Ensuite, ce bar était le lieu de rencontres et de rendez-vous privilégié des
gendarmes tortionnaires, des agents de renseignements du deuxième bureau, de
beaucoup de soldats et surtout d'officiers de l'armée coloniale auxquels
s'ajoutaient des traîtres à la cause nationale». Et Si Tcheknoun de poursuivre:
«C'était un opération que nous avions juré de réussir avec l'aide de Dieu».
Comment? «Deux mois de préparation avaient
été nécessaires, comportant particulièrement l'étude du terrain, les
possibilités de repli après l'attaque, le choix des hommes du groupe de
commandos et de l'agent de liaison, le choix d'un domicile proche du bar car
nous nous devions d'y passer la nuit du 13 et toute la journée de ce lundi 14
août 1961 pour espérer réussir cette opération… Le groupe se composait
notamment de Abdelkader «Chaabouna», Si Ahmed «Ellouhi», Moha S'ghir de
Hannacha, un certain Fodhil (le premier étant décédé après l'indépendance et
les trois autres durant la guerre de libération nationale). Avec un plan
d'attaque mûrement réfléchi, nous fîmes irruption dans le bar en laissant
«Chaâbouna» et Moha Sghir au guet dehors… le bar, qui était un restaurant en
même temps, était bondé comme d'habitude… Nous passâmes à l'action… Et le bilan
rapporté une journée après cette attaque par le journal colonial l'Echo d'Alger
avait fait part de huit morts et quatre blessés parmi les consommateurs. Alors
que nous n'avions compté qu'un seul blessé léger, Fodhil, qui avait été touché
à l'épaule par une balle tirée à partir d'une fenêtre. Nous avons su, par la
suite, que le nombre des morts et des blessés était beaucoup plus élevé que
celui reconnu par les forces d'occupation, et ce, conséquemment au grand nombre
de chargeurs des mitraillettes Mat 49 que nous possédions et que nous avions
presque tous vidés sur tout ce qui bougeait à l'intérieur du bar.

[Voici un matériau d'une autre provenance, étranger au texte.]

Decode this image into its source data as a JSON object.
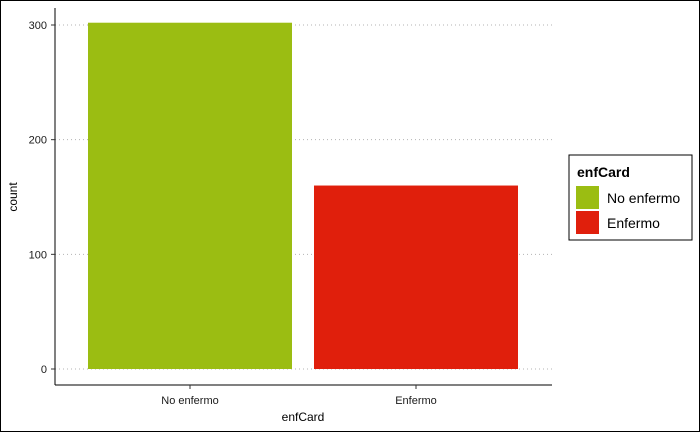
{
  "chart_data": {
    "type": "bar",
    "title": "",
    "xlabel": "enfCard",
    "ylabel": "count",
    "categories": [
      "No enfermo",
      "Enfermo"
    ],
    "values": [
      302,
      160
    ],
    "colors": [
      "#9bbd12",
      "#e01f0c"
    ],
    "ylim": [
      0,
      320
    ],
    "yticks": [
      0,
      100,
      200,
      300
    ],
    "grid": "horizontal dotted",
    "legend": {
      "title": "enfCard",
      "placement": "right",
      "items": [
        {
          "label": "No enfermo",
          "color": "#9bbd12"
        },
        {
          "label": "Enfermo",
          "color": "#e01f0c"
        }
      ]
    }
  }
}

Nous avions réussi la gageure de parcourir, à plusieurs reprises,
cette rue Jean Richepin, en aller-retour, sans avoir éveillé le moindre soupçon
aussi bien des passants que des policiers de faction devant le commissariat. Et
ce, à environ deux heures de l'horaire prévu pour le début de l'attaque de ce
bar «La Crémaillère». Nous avions, tous les six, l'air de véritables soldats
français, habillés de tenues toutes neuves et portant des armes tout aussi
neuves».
-
Votre commentaire
Votre commentaire s'affichera sur cette page après validation par l'administrateur.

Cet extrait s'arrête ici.